Legal Publisher's Software Project A Big Cash Drain

By CLAUDIA PESCHIUTTA
Staff Reporter

Daily Journal Corp. is known for its legal newspapers and magazines. But a good part of the L.A. company's efforts are now being focused on software development and that's resulting in the loss of millions of dollars.

The owner of the Los Angeles Daily Journal newspaper and California Lawyer magazine lost $15.6 million last year trying to develop a case-management system for courts. In a regulatory filing, the company expects the project to "grossly impact" the firm's financial results for years to come.

But the closely held public company doesn't have to worry about answering to lots of jittery investors. Chairman Charles Munger, the Los Angeles billionaire, owns nearly 40 percent of Daily Journal's shares.

"We thought it was going to be easier than it turned out to be," said Munger, who also heads Pasadena-based Wesco Financial Corp. and is vice chairman of Berkshire Hathaway Inc., the investment holding company headed by Warren Buffett. It was Buffett, ironically, who had been criticized in the late 1990s for not investing in tech stocks.

"Software is a game where a lot of people have made a lot of money and lost a lot of money," Munger said. "I think that just comes with the territory."

In 1999, Daily Journal bought out 80 percent of CHOICE Information Systems Inc., creator of a case-management system known as SUSTAIN that was being used by justice agencies in nine states. The software helps courts maintain court calendars, assign judges and track payments in child support and traffic cases.

The Newport News, Va.-based company's name was changed to SUSTAIN Technologies Inc. and Daily Journal has since increased its stake to 93 percent.

Daily Journal took over development of the software upgrade in April 2001 after the project had become plagued with expensive problems and delays. At the time, the software had "virtually zero commercial value," according to a 10-Q filing earlier this month. Daily Journal wrote off and expensed $15.1 million in capitalized software development costs for the year.

In the 10-Q, Daily Journal warned that "expenditures in support of the SUSTAIN software are highly significant and will grossly impact overall results at least through fiscal 2002, and very likely much longer." As part of that filing, the company reported a first quarter loss of $154,000, compared with a loss of $3,000 for the like period a year ago.

The company's first-quarter revenues were $8 million, down from $8.5 million in the like year-earlier period, a decline attributed to advertising sales slowdowns at its 19 business, legal and real estate publications.

For the year ended Sept. 30, the company lost $13.4 million vs. net income of $1.8 million in 2000.



Streamlining court work

Thousands of court houses and law enforcement agencies already have case-management systems in place but the technology varies widely and many systems are outdated and incompatible with others. Such systems bring major cost reductions by automating operations and cutting down on other expenses, such as printing and document retrieval services. They also help the gathering of statistical information.

"It's going to be a very large market," Munger said of the demand for the software. There is an "obvious need in all these courts and government agencies. They're in the Stone Age."
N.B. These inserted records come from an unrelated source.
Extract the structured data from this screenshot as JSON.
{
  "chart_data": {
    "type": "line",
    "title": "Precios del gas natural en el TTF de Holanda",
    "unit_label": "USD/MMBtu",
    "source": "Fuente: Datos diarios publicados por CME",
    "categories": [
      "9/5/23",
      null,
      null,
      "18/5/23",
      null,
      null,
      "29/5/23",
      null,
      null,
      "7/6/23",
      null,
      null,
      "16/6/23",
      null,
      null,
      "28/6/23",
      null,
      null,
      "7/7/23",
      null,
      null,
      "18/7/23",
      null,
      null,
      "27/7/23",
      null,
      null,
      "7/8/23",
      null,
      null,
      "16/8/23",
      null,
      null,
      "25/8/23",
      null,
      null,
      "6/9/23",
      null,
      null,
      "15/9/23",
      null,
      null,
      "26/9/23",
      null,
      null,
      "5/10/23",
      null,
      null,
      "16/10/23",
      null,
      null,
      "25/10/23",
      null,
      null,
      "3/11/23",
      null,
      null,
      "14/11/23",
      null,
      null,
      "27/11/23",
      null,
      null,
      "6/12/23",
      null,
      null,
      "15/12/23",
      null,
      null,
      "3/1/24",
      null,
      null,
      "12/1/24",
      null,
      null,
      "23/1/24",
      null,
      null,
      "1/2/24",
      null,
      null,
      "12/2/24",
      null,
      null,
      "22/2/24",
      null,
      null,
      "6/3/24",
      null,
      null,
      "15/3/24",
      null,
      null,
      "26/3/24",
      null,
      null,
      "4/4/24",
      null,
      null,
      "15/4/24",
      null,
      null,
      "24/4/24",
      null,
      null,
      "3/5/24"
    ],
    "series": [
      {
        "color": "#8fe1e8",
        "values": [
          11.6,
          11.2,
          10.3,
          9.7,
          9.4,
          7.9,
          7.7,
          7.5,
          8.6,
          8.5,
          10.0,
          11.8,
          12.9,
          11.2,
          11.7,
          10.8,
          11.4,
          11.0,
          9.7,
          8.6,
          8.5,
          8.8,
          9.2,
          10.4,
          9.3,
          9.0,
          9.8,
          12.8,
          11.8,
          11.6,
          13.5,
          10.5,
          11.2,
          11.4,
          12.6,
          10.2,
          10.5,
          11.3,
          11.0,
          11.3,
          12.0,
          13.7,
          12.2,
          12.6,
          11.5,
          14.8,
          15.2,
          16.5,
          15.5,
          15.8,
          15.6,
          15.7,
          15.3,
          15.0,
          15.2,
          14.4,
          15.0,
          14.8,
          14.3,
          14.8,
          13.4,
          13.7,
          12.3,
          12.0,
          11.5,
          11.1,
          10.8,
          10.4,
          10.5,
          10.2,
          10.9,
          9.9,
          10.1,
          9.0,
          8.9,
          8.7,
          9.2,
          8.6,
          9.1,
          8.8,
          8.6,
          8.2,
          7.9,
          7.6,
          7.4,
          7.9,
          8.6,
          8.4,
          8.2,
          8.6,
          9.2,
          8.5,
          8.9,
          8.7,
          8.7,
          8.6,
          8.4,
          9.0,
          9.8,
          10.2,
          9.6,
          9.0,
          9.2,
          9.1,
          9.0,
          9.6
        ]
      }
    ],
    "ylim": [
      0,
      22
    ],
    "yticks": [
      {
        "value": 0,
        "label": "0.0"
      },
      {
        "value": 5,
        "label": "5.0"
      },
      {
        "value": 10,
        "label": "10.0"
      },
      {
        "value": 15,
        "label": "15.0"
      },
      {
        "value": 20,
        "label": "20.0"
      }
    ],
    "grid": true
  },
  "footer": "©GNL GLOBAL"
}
Daily Journal is using up most of its pre-tax earnings on software development, according to Munger, but he called the strategy "a good move."

"Having to transfer information from courthouse to courthouse manually is a nightmare, where as being able to access it through a universal interface is a huge time- and cost-saver," said Petra Klemmack, associate director of technology for Courtroom 21 Project. A joint effort of the William & Mary School of Law and the National Center for State Courts, the project studies the use of technology in the courts.



'It's a big market'

Given that only a dozen or so shareholders control 70 percent of the outstanding shares, Daily Journal is not widely watched. The company does not issue press releases, and a reporter's queries were directed to Munger himself.

"We haven't run out of money and we have reduced our expenses to where they roughly match our cash flow from other activities," Munger said. "It's a big market (for case-management software). If we win, there's a big reward."

Daily Journal is not the only company trying to capture the market. Competitors include Affiliated Computer Services Inc. and West Group, a division of Thomson Corp. LexisNexis Group, owned by Reed Elsevier Inc., recently purchased CourtLink Corp., which provides e-filing and electronic access services to judges and attorneys.

"Those folks have such deep pockets to invest in this software," William Pollak, president and chief executive of American Lawyer Media, said of West and LexisNexis. "It really takes an enormous investment and lawyers and judges are slow to adopt technology," he said. "(Daily Journal executives) have to be willing to stay with it for the long haul."

Munger views the software development as a natural extension of the company's efforts to serve the legal community. "We like helping judges. That's part of the ethos of the company," he said. "We could see that all the courts need all this automation desperately."